Abuse in the home is not a rare problem, it is just rarely admitted as one

Hidden Hurt - http://www.hiddenhurt.co.uk

Physical Abuse

Domestic abuse can take many different forms, including physical abuse, sexual abuse, psychological/emotional abuse and financial abuse.
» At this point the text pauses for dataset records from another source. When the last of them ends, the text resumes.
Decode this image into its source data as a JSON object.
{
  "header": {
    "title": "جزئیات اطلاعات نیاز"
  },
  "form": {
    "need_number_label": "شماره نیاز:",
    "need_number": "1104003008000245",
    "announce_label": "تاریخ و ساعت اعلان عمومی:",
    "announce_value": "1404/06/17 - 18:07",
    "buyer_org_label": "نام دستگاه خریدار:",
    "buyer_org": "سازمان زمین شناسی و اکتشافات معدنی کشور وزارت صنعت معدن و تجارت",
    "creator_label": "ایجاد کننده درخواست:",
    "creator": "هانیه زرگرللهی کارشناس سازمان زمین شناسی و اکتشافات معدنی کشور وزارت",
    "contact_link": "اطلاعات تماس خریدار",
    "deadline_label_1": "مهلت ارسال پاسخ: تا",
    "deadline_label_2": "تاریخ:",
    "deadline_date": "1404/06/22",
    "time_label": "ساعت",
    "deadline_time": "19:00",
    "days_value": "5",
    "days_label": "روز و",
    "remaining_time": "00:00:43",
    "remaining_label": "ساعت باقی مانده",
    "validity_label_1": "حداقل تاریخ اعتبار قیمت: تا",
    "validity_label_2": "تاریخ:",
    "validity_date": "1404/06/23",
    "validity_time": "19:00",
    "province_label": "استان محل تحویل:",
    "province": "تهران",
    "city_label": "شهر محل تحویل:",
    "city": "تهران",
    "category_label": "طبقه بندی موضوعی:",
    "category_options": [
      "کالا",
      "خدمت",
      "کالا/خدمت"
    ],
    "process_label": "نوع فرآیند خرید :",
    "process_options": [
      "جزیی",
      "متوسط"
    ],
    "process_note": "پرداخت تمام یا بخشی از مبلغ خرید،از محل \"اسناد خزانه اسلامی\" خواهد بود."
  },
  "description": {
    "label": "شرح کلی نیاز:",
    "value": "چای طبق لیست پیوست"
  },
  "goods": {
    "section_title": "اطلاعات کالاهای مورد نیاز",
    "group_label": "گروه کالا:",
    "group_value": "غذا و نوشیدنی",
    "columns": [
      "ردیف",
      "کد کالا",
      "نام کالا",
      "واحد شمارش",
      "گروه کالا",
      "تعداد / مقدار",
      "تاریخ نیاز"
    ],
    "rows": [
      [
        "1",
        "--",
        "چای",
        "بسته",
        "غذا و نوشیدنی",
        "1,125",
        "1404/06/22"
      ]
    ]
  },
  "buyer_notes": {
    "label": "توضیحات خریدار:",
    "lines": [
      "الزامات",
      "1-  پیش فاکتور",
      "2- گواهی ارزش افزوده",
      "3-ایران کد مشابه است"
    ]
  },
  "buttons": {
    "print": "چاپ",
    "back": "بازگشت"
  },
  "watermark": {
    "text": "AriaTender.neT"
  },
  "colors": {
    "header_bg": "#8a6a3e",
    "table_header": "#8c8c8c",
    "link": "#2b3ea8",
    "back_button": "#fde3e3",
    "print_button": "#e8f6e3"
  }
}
Physical abuse describes many different types of physical violence, assault and harm.

Physical abuse includes:

  • Hitting
  • Punching
  • Kicking
  • Scratching
  • Slapping
  • Biting
  • Scalding
  • Pulling hair
  • Poking
  • Pinching
  • Pushing
  • Shoving
  • Burning
  • Setting alight
  • Binding limbs
  • Tripping over
  • Choking
  • Beating
  • Cutting
  • Imprisonment
  • Starvation
  • Forced feeding
  • Using weapons
  • Deliberate dehydration
  • Twisting arms
  • Sleep deprivation
  • Stabbing
  • Shooting
  • Drowning
  • Torture
  • Attempted murder
  • Murder
  • Bruising
  • Scalding
  • Starving

Domestic abuse may increase when a person experiencing abuse tries to end the relationship, on separation or divorce or, during pregnancy and following the birth of a child. Domestic abuse has a harmful, sometimes even life threatening, impact on the mental wellbeing of those affected.